RÉCITATIF – NARRATEUR
Une ouvrière dit :
L’OUVRIÈRE 1
Mangez la peau autour de vos ongles et considérez le comme du travail au service de nuit pour le bienfait du collectif. La faim a ses spécificités. Les gens se soutiennent mutuellement et la hiérarchie n’est pas vraiment visible.
Tout le monde est plus humain.
Comme au service de nuit.
Le travail au service de nuit pour le bienfait du collectif.
RÉCITATIF – NARRATEUR
Le cinquième jour s’approche de la fin. Bientôt le sixième jour commencera. Aujourd’hui, la grande tente de la Croix-Rouge est arrivée. Demain, les étudiants vont organiser une tribune pour que les Ouvrières puissent s’exprimer.

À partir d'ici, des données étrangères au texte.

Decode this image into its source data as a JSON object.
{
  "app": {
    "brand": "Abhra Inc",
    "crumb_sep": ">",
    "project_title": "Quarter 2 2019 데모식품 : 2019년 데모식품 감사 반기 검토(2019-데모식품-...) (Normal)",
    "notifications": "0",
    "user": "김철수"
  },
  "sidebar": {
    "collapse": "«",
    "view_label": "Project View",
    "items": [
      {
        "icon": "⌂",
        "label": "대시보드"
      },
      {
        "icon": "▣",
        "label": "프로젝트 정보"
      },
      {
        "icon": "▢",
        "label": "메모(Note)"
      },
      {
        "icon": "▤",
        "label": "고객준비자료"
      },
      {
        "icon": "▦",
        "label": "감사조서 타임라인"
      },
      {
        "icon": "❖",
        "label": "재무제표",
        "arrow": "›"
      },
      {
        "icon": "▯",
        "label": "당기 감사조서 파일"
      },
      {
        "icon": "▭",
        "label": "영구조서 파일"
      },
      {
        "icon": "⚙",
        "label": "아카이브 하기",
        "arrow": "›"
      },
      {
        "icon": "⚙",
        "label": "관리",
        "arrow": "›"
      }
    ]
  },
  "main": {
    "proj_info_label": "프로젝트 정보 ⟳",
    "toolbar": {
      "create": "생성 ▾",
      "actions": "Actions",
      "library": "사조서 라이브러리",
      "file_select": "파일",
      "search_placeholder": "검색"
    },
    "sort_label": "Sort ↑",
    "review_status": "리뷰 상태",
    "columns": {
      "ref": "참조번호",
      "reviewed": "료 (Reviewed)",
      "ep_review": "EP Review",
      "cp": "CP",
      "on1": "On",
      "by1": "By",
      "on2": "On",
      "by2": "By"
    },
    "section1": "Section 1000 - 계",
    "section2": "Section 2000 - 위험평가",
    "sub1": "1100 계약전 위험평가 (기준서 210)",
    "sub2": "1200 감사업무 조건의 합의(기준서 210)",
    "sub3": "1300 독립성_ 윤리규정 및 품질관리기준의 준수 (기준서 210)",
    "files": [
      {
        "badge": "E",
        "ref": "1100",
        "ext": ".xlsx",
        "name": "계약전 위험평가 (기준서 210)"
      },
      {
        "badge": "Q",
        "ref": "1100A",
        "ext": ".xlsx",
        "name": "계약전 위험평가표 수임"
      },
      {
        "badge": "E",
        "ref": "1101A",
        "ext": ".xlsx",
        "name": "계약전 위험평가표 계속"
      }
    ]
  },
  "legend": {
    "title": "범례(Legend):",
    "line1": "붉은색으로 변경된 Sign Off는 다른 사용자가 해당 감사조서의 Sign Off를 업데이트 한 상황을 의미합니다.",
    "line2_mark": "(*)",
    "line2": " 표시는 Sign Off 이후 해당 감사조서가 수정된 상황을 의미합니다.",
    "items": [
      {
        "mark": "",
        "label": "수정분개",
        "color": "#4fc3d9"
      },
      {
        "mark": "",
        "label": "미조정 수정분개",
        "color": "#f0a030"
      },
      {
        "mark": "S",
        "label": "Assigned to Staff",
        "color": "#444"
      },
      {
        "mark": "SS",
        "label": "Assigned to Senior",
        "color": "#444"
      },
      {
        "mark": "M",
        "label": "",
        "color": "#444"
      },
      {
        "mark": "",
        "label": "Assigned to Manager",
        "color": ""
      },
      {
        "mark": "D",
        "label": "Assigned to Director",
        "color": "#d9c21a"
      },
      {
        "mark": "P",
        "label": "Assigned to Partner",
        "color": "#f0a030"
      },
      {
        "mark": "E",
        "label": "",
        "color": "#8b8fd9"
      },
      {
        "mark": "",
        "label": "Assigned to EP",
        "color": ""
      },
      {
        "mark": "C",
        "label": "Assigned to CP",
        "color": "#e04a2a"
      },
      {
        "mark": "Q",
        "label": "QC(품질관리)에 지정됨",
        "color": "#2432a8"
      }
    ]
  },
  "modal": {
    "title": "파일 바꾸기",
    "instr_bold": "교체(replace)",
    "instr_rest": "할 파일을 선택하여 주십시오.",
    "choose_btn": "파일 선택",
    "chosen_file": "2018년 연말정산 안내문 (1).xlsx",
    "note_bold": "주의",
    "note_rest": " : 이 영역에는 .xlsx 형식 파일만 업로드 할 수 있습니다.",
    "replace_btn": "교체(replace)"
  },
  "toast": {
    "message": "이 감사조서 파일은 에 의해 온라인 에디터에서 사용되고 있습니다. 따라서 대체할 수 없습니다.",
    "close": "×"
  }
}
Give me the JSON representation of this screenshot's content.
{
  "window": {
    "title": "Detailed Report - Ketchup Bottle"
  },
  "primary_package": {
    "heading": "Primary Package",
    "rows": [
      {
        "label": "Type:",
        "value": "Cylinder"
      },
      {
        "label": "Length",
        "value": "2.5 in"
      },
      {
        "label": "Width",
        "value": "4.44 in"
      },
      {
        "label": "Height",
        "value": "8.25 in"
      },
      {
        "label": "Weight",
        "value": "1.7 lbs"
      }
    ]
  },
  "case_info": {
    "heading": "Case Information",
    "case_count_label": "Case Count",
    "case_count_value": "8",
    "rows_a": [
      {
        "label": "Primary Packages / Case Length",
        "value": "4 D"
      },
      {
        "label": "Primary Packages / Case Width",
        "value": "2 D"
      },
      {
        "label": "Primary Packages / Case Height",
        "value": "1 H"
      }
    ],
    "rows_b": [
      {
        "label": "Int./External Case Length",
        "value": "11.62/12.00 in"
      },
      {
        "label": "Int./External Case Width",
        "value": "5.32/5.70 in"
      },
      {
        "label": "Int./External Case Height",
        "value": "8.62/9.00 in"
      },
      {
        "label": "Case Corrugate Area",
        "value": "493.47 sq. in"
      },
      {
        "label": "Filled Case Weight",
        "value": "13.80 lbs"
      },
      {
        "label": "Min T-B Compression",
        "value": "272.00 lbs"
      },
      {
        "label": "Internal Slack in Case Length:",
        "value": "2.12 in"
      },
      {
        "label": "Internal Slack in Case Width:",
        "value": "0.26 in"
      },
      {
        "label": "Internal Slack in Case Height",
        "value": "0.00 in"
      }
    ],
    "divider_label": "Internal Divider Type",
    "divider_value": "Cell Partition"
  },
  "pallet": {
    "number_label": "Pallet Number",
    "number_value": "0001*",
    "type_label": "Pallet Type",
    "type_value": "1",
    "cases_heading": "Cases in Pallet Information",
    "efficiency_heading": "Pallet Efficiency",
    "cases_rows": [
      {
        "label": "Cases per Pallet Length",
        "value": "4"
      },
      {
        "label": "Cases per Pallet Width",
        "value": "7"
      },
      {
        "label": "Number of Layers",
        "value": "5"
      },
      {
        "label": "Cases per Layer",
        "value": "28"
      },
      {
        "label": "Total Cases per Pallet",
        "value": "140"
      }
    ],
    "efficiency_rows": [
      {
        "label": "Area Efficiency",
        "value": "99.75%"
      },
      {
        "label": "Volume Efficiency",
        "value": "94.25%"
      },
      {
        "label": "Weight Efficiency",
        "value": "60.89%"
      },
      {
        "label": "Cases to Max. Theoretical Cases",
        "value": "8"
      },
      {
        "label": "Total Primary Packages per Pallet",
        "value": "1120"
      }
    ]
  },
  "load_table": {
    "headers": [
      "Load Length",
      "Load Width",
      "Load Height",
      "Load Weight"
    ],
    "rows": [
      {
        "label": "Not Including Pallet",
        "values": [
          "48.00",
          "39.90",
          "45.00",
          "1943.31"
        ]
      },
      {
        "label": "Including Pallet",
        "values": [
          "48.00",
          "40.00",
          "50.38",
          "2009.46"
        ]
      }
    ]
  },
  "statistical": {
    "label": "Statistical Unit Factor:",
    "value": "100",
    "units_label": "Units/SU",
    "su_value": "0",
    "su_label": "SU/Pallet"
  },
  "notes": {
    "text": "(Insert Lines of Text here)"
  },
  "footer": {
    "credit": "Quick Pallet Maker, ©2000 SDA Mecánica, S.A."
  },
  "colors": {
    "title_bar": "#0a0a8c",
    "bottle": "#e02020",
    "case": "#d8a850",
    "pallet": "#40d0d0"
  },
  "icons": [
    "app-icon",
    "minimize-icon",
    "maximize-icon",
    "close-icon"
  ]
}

Elles pourront dire :
L’OUVRIÈRE 1
La Croix-Rouge nous a prêté la tente.
NARRATEUR
La Croix-Rouge a vraiment prêté la tente et avait précisé:
LE CHŒUR :
Ramenez la tente à telle et telle heure, avant tel et tel jour.
L’OUVRIÈRE 1
Si vous voulez vraiment aider quelqu’un vous ne pouvez pas, au milieu d’une grève de la faim, stipuler combien de jours la tente de la Croix-Rouge peut être utilisée.
L’OUVRIÈRE 6
Nous pouvons tenir sans la tente.
Aussi longtemps qu’ils ne respecteront pas nos conditions.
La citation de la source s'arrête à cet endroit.